The BBC later said Lord Hall has misread the figure for reduction of top pay in his notes.
The amount of total talent pay has fallen by more than 12% since 2008/9, the BBC said.
Lord Hall said the BBC had not yet come to any conclusion about what the Brexit vote would mean for the broadcaster.
James Purnell, the BBC's director of strategy and digital - who appeared alongside the director general before the committee, said there had been discussions of contingency plans ahead of the vote about commercial implications for sales and distribution.
He said: "Once we know what the relationship (with the EU) will be, we will go through the areas that will effect us - like protection against rights infringement. There are lots of dominoes to fall until we get to that stage."
Questioned about the make up of the unitary board that will govern the BBC under government white paper proposals, Lord Hall said it must stand up for the independence of the broadcaster and represent the licence fee payer.
He said: "The unitary board is something that I've been arguing for for some time. I think there are huge benefits.
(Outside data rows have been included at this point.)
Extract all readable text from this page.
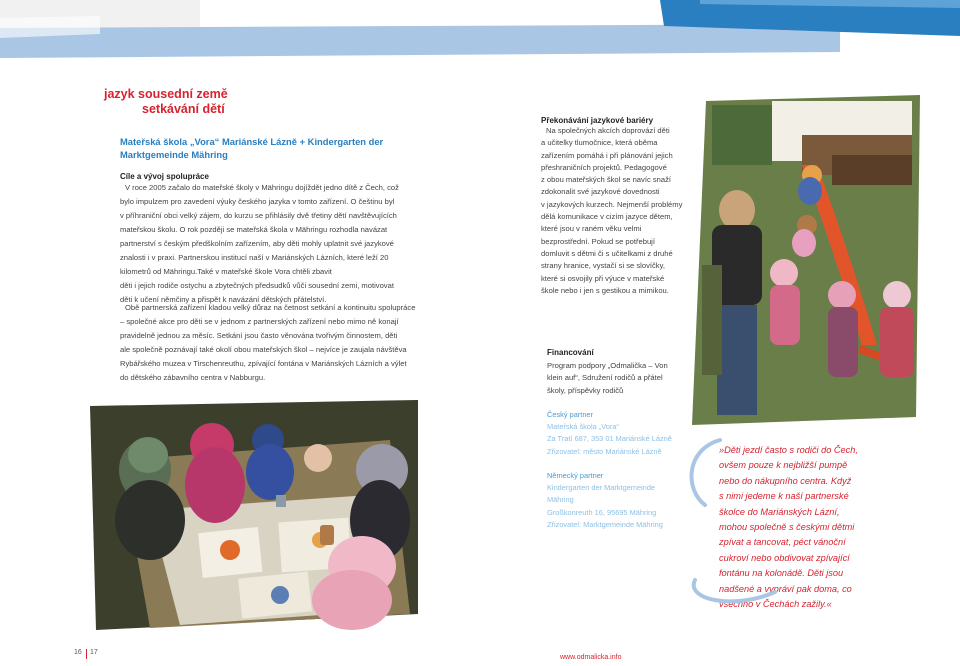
jazyk sousední země
setkávání dětí
Mateřská škola „Vora“ Mariánské Lázně + Kindergarten der
Marktgemeinde Mähring
Cíle a vývoj spolupráce
V roce 2005 začalo do mateřské školy v Mähringu dojíždět jedno dítě z Čech, což
bylo impulzem pro zavedení výuky českého jazyka v tomto zařízení. O češtinu byl
v příhraniční obci velký zájem, do kurzu se přihlásily dvě třetiny dětí navštěvujících
mateřskou školu. O rok později se mateřská škola v Mähringu rozhodla navázat
partnerství s českým předškolním zařízením, aby děti mohly uplatnit své jazykové
znalosti i v praxi. Partnerskou institucí naší v Mariánských Lázních, které leží 20
kilometrů od Mähringu.Také v mateřské škole Vora chtěli zbavit
děti i jejich rodiče ostychu a zbytečných předsudků vůči sousední zemi, motivovat
děti k učení němčiny a přispět k navázání dětských přátelství.
Obě partnerská zařízení kladou velký důraz na četnost setkání a kontinuitu spolupráce
– společné akce pro děti se v jednom z partnerských zařízení nebo mimo ně konají
pravidelně jednou za měsíc. Setkání jsou často věnována tvořivým činnostem, děti
ale společně poznávají také okolí obou mateřských škol – nejvíce je zaujala návštěva
Rybářského muzea v Tirschenreuthu, zpívající fontána v Mariánských Lázních a výlet
do dětského zábavního centra v Nabburgu.
Překonávání jazykové bariéry
Na společných akcích doprovází děti
a učitelky tlumočnice, která oběma
zařízením pomáhá i při plánování jejich
přeshraničních projektů. Pedagogové
z obou mateřských škol se navíc snaží
zdokonalit své jazykové dovednosti
v jazykových kurzech. Nejmenší problémy
dělá komunikace v cizím jazyce dětem,
které jsou v raném věku velmi
bezprostřední. Pokud se potřebují
domluvit s dětmi či s učitelkami z druhé
strany hranice, vystačí si se slovíčky,
které si osvojily při výuce v mateřské
škole nebo i jen s gestikou a mimikou.
Financování
Program podpory „Odmalička – Von
klein auf“, Sdružení rodičů a přátel
školy, příspěvky rodičů
Český partner
Mateřská škola „Vora“
Za Tratí 687, 353 01 Mariánské Lázně
Zřizovatel: město Mariánské Lázně
Německý partner
Kindergarten der Marktgemeinde
Mähring
Großkonreuth 16, 95695 Mähring
Zřizovatel: Marktgemeinde Mähring
»Děti jezdí často s rodiči do Čech,
ovšem pouze k nejbližší pumpě
nebo do nákupního centra. Když
s nimi jedeme k naší partnerské
školce do Mariánských Lázní,
mohou společně s českými dětmi
zpívat a tancovat, péct vánoční
cukroví nebo obdivovat zpívající
fontánu na kolonádě. Děti jsou
nadšené a vypráví pak doma, co
všechno v Čechách zažily.«
16 17
www.odmalicka.info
I think it will be clear and more accountable and where the views of the licence fee payer will be brought to the BBC. The issue is who sits on that board.
He said the board must take the independence of the BBC seriously and defend it, adding: "I'm really concerned we get independent people with the right skills."
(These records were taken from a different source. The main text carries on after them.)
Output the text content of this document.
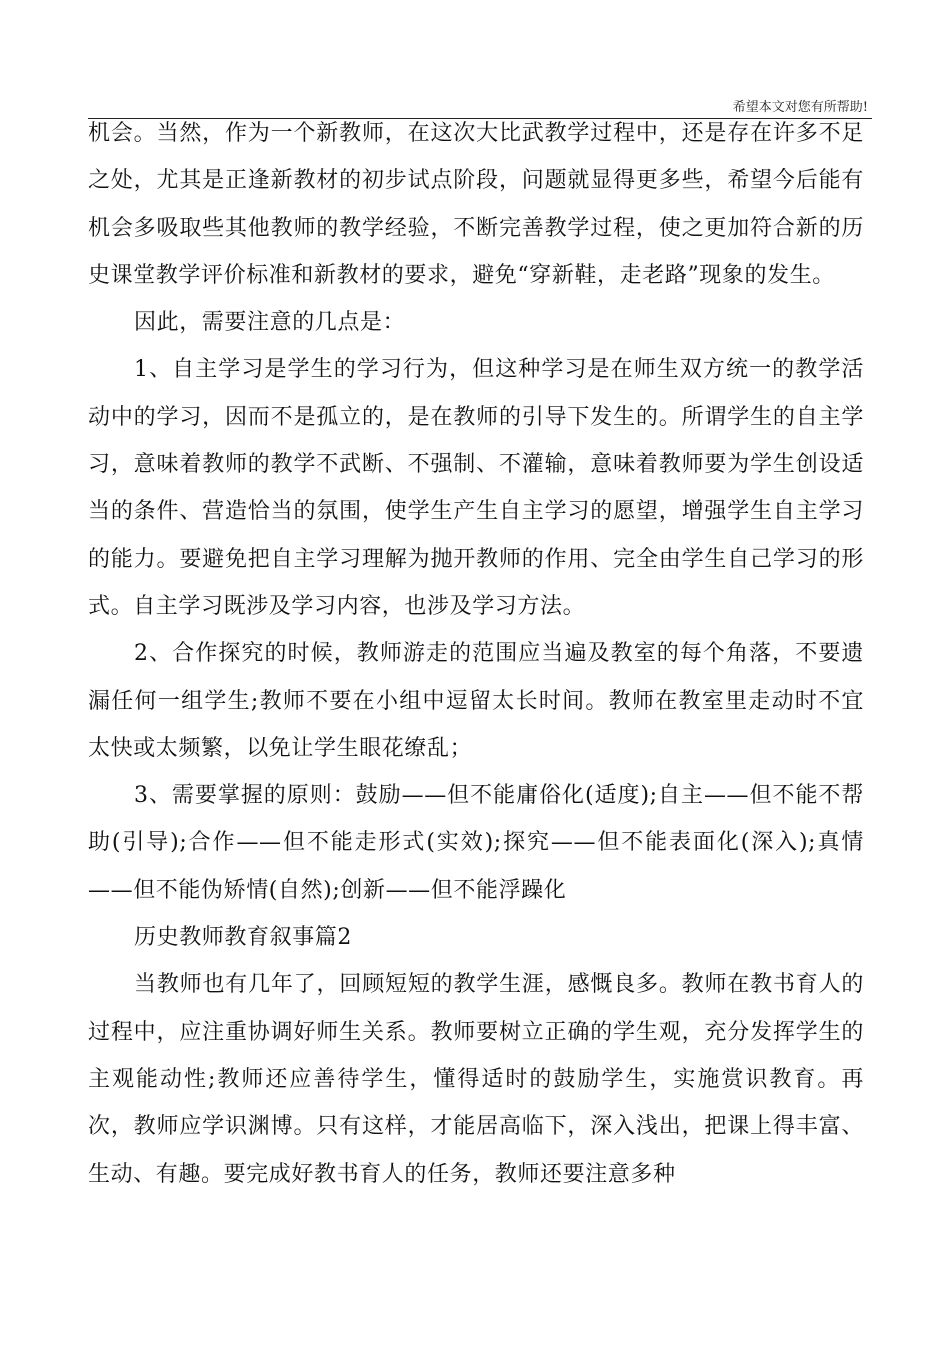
希望本文对您有所帮助!

机会。当然，作为一个新教师，在这次大比武教学过程中，还是存在许多不足之处，尤其是正逢新教材的初步试点阶段，问题就显得更多些，希望今后能有机会多吸取些其他教师的教学经验，不断完善教学过程，使之更加符合新的历史课堂教学评价标准和新教材的要求，避免“穿新鞋，走老路”现象的发生。

因此，需要注意的几点是：

1、自主学习是学生的学习行为，但这种学习是在师生双方统一的教学活动中的学习，因而不是孤立的，是在教师的引导下发生的。所谓学生的自主学习，意味着教师的教学不武断、不强制、不灌输，意味着教师要为学生创设适当的条件、营造恰当的氛围，使学生产生自主学习的愿望，增强学生自主学习的能力。要避免把自主学习理解为抛开教师的作用、完全由学生自己学习的形式。自主学习既涉及学习内容，也涉及学习方法。

2、合作探究的时候，教师游走的范围应当遍及教室的每个角落，不要遗漏任何一组学生;教师不要在小组中逗留太长时间。教师在教室里走动时不宜太快或太频繁，以免让学生眼花缭乱；

3、需要掌握的原则：鼓励——但不能庸俗化(适度);自主——但不能不帮助(引导);合作——但不能走形式(实效);探究——但不能表面化(深入);真情——但不能伪矫情(自然);创新——但不能浮躁化

历史教师教育叙事篇2

当教师也有几年了，回顾短短的教学生涯，感慨良多。教师在教书育人的过程中，应注重协调好师生关系。教师要树立正确的学生观，充分发挥学生的主观能动性;教师还应善待学生，懂得适时的鼓励学生，实施赏识教育。再次，教师应学识渊博。只有这样，才能居高临下，深入浅出，把课上得丰富、生动、有趣。要完成好教书育人的任务，教师还要注意多种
He told the committee there should be a maximum of 14 people on the board, made up of five Government appointees, five BBC appointees and four non-executives or trustees to represent the four nations of the United Kingdom.
He said the process of appointing the board should be led by Rona Fairhead, the chairman of the BBC Trust, who is expected to be named as the board's chair.
Lord Hall added: "We have got Rona as chair which is great, the danger for any big change is you don't have enough continuity to make sure good things carry on."
The director general also fielded questions about changes to the BBC's 6pm news bulletin in Scotland, denying he is under pressure from Culture Secretary John Whittingdale to drop the idea of a Scotland-specific evening broadcast.
He said: "Lots of people put pressure on me for lots of things. My job is to stand back from all that noise."
Asked specifically if the secretary of state was putting him under pressure to drop the idea, he said: "I'm under no pressure from anyone, other than the pressure I put on myself and my teams."
Asked if Mr Whittingdale attempted to lobby him, Lord Hall said: "No. Nobody has said anything to me that is inappropriate. If there was inappropriate pressure I would raise it with the board.
"We will get this programme right. I'm taking my time. I've been part of a relaunch at 6pm that did not work and a programme at 6pm that did work."
Lord Hall also told MPs that he believed the lengthy consultation process that took place before the publication of the white paper impacted the eventual proposals laid out by Mr Whittingdale in the House of Commons in May.
He said comparisons between Mr Whittingdale's remarks about the BBC before the publication and the tone of the white paper showed "a big shift in the appreciation of the BBC" from 15 months previously.